配偶者居住権とは、配偶者が所有している家(土地・建物)に同居しているもう一方の配偶者が、家の所有者である配偶者が亡くなり、事情により家の所有権を別の相続人が相続した場合でも、残された配偶者がその家に無償で住み続けることができる権利のことをいいます。
ここでは配偶者居住権を活用した相続の事例をみていきます。

配偶者居住権の詳細については、次の記事を参照ください。
夫が亡くなっても今の家に住み続けられる? 配偶者居住権とは

亡くなった配偶者の家に住み続けることができる配偶者居住権の活用事例

目次

【事例】

Aさんは、夫が亡くなり相続を開始しました。相続人は妻であるAさん(70歳)と、夫の先妻の子Bさんの二人です。相続財産は夫婦が同居していた自宅の土地建物(相続税評価で土地4,500万円、建物500万円(木造:築15年))と、銀行預金5,000万円で合計1億円です。
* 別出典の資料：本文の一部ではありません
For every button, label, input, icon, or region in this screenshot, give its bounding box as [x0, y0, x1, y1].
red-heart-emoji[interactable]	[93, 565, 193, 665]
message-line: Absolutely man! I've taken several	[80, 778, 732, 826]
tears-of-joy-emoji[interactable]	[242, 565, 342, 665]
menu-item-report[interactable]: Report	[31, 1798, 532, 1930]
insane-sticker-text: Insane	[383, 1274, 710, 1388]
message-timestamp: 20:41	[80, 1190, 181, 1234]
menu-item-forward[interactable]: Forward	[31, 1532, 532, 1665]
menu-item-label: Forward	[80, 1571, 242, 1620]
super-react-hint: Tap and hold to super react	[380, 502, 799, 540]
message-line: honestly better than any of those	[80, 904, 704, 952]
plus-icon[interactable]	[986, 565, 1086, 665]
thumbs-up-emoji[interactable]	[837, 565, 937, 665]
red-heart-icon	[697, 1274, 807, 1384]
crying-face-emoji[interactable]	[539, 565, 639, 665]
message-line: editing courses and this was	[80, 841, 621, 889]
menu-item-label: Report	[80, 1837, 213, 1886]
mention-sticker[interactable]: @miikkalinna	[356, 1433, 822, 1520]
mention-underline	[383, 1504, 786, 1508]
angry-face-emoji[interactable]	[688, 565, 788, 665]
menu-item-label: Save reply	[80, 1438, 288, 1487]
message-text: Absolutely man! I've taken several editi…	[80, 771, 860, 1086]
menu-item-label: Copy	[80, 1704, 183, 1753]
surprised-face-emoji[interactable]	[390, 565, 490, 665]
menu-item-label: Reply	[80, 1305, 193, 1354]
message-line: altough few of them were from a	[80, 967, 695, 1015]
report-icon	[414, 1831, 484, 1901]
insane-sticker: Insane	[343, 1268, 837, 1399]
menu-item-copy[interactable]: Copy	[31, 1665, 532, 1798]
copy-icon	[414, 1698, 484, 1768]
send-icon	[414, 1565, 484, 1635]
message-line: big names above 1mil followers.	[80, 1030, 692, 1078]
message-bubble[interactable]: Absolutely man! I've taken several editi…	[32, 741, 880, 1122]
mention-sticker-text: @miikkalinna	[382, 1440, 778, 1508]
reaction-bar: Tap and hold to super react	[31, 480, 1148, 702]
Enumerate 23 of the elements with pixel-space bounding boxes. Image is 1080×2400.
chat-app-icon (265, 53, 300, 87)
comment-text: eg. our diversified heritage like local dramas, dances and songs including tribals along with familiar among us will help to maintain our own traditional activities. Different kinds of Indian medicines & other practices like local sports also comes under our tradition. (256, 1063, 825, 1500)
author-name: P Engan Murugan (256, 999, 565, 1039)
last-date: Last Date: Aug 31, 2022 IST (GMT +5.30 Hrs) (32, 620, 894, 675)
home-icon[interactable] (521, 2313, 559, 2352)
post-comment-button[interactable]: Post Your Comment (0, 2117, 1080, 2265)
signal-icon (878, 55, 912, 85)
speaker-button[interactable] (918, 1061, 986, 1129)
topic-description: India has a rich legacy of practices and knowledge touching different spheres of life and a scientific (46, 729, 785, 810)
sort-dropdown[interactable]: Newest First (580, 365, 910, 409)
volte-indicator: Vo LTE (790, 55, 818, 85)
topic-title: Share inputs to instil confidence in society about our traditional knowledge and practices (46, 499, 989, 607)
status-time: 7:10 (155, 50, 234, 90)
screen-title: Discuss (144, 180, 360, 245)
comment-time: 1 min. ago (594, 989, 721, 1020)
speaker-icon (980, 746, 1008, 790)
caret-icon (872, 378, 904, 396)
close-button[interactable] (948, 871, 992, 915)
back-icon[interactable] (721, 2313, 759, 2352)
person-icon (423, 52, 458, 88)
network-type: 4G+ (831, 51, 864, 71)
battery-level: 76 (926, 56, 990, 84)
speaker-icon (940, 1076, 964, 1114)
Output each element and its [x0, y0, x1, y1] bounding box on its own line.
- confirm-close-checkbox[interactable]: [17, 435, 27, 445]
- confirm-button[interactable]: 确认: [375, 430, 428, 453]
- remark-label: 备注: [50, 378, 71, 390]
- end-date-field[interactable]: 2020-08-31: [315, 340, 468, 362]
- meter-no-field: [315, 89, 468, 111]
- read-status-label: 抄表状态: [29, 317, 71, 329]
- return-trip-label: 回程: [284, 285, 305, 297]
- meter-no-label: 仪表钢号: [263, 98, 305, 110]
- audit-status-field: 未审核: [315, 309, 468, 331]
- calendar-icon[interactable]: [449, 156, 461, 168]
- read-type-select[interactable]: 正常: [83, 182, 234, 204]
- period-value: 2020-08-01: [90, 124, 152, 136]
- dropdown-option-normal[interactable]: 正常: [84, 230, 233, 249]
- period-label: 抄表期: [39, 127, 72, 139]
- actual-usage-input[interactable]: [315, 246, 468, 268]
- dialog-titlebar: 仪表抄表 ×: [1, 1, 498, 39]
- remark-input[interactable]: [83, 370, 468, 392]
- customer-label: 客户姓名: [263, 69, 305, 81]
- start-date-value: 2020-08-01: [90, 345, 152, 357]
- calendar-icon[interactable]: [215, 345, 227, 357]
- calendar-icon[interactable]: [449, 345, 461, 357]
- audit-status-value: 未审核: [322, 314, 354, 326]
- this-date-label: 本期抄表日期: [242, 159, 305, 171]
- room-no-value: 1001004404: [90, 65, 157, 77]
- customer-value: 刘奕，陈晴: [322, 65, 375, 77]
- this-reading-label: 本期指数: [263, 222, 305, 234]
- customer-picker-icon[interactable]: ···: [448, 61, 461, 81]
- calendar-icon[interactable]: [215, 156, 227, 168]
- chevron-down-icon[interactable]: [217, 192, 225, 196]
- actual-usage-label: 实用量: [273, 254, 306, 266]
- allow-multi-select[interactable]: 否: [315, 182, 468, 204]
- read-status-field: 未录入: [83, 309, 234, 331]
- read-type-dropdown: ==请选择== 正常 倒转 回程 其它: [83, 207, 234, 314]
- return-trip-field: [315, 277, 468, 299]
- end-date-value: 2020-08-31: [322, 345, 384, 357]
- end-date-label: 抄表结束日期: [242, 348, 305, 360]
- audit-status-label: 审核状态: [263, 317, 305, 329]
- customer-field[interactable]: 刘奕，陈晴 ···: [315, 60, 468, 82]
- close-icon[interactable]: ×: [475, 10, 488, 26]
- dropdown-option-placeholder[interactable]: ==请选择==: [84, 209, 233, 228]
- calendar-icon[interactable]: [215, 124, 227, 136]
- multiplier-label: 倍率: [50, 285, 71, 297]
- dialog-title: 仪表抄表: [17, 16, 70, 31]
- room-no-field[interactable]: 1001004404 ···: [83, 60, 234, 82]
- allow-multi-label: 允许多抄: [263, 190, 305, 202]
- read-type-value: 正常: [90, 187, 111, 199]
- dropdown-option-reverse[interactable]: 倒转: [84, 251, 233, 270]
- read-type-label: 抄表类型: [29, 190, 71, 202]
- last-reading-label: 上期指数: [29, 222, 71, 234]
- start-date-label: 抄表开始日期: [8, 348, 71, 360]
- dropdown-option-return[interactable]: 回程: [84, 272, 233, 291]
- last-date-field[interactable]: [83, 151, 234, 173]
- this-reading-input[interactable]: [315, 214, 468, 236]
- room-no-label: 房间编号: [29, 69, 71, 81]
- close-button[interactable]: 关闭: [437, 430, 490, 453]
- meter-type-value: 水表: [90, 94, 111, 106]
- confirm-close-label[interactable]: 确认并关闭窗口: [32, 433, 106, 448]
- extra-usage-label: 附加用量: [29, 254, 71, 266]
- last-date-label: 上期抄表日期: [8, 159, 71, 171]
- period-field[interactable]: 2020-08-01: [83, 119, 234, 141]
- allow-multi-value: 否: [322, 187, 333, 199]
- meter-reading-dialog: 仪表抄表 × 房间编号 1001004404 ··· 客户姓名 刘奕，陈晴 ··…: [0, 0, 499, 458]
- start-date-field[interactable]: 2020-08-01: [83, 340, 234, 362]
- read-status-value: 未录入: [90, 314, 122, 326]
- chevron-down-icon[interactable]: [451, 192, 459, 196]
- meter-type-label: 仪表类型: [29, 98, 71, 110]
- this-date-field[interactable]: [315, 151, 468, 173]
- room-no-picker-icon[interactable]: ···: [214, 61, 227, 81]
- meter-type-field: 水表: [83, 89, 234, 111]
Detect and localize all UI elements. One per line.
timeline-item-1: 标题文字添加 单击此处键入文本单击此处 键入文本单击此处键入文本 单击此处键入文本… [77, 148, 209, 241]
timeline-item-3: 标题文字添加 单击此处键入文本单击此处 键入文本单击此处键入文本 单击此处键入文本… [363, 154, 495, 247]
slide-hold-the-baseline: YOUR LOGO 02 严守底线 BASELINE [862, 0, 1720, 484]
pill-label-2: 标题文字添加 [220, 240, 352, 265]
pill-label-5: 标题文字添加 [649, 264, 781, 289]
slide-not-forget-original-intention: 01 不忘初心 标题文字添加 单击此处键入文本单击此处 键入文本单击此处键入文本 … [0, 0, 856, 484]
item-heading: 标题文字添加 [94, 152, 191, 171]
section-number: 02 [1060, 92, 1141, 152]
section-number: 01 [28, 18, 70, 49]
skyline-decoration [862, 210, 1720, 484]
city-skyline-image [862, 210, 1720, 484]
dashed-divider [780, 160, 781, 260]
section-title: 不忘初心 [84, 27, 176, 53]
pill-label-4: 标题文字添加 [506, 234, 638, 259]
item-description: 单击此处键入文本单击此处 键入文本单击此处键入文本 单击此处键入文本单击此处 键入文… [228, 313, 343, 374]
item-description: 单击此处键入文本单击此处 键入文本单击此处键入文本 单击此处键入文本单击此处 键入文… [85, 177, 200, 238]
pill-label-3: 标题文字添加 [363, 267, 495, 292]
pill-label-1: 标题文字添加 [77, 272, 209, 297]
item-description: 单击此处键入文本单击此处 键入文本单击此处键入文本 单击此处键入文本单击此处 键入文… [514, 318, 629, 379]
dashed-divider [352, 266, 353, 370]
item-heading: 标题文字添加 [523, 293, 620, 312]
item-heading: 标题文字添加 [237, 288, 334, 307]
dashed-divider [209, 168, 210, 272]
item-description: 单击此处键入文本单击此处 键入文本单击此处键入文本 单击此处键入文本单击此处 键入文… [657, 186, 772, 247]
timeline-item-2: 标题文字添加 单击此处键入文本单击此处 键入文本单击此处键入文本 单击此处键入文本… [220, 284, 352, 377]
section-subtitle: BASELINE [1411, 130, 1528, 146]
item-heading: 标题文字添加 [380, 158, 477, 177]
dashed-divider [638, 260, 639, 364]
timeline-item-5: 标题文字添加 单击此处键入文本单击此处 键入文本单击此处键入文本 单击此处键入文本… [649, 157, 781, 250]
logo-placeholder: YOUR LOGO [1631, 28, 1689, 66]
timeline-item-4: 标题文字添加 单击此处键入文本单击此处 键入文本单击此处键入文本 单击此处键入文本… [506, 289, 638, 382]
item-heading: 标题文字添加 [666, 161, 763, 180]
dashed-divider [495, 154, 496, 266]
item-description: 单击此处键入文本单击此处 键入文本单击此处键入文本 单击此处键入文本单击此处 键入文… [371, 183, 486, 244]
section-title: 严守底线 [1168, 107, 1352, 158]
Aさん、Bさんとも相続税評価額を基に算定した法定相続分1/2による遺産分割を望んでいます。Aさんは長年住み慣れた自宅での生活を維持したいと考えていますが、Bさんとの折り合いが悪く、Bさんが自宅を相続すると退去を迫られるのではないかと心配しています。一方、Aさんが自宅を相続してしまうと、預金を相続することができなくなり、今後の生活が成り立たなくなってしまいます。さらにAさん、Bさんとも、土地建物を共有とすることは望んでいません。

1.配偶者居住権

2020年4月1日以降に発生する相続について、配偶者居住権が創設され、被相続人の配偶者は自宅の所有権と切り離して、自宅に居住し続ける権利を得ることができるようになっています。

2.事例における対応

(1)配偶者居住権の取得

この事例では遺産分割協議により、Bさんが自宅不動産の所有権、Aさんが配偶者居住権を取得(設定)することにより、Aさんは自宅に居住し続けることができ、さらに預金の一部を取得することが可能になります。
また、Aさんが亡くなったときには配偶者居住権は消滅し、Bさんは自宅不動産の使用収益をすることが可能になります。

(2)具体的な評価方法(終身の場合)

①建物の評価

(ア)配偶者居住権(Aさんの権利評価額)

500万円-500万円×((18-20(※1))÷18(※2))×0.554(※3)=500万円

※1 存続年数 配偶者居住権が設定された時の属する年の1月1日現在において公表されている「完全生命表」のうち最新のものによる70歳(女)の平均余命:19.85(6カ月以上の端数切り上げ)
※2 残存耐用年数=法定耐用年数22年×1.5-15年=18年
※3 存続年数(20年)に応じた民法の法定利率(3%)による権利現価率:0.554

(イ)居住建物の所有権(Bさんの権利評価額)

500万円-500万円(ア)=0

②土地等の評価

(ア)配偶者居住権に基づく居住建物の敷地利用権(Aさんの権利評価額)

4,500万円-4,500万円×0.554(※3)=2,007万円

(イ)居住建物の敷地所有権(Bさんの権利評価額)

4,500万円-2,007万円(ア)=2,493万円

(3)法定相続分による預金の取得

遺産分割を上記(2)の評価に基づき行う場合、Aさんが取得する配偶者居住権及びその敷地利用権の価額は

500万円+2,007万円=2,507万円

となり、法定相続分の5,000万円までに達するまでの2,493万円を預金により取得することが可能になります。

(4)小規模宅地等の特例

配偶者が取得した敷地利用権については、特定居住用宅地等として小規模宅地等の特例の適用を受けることができます。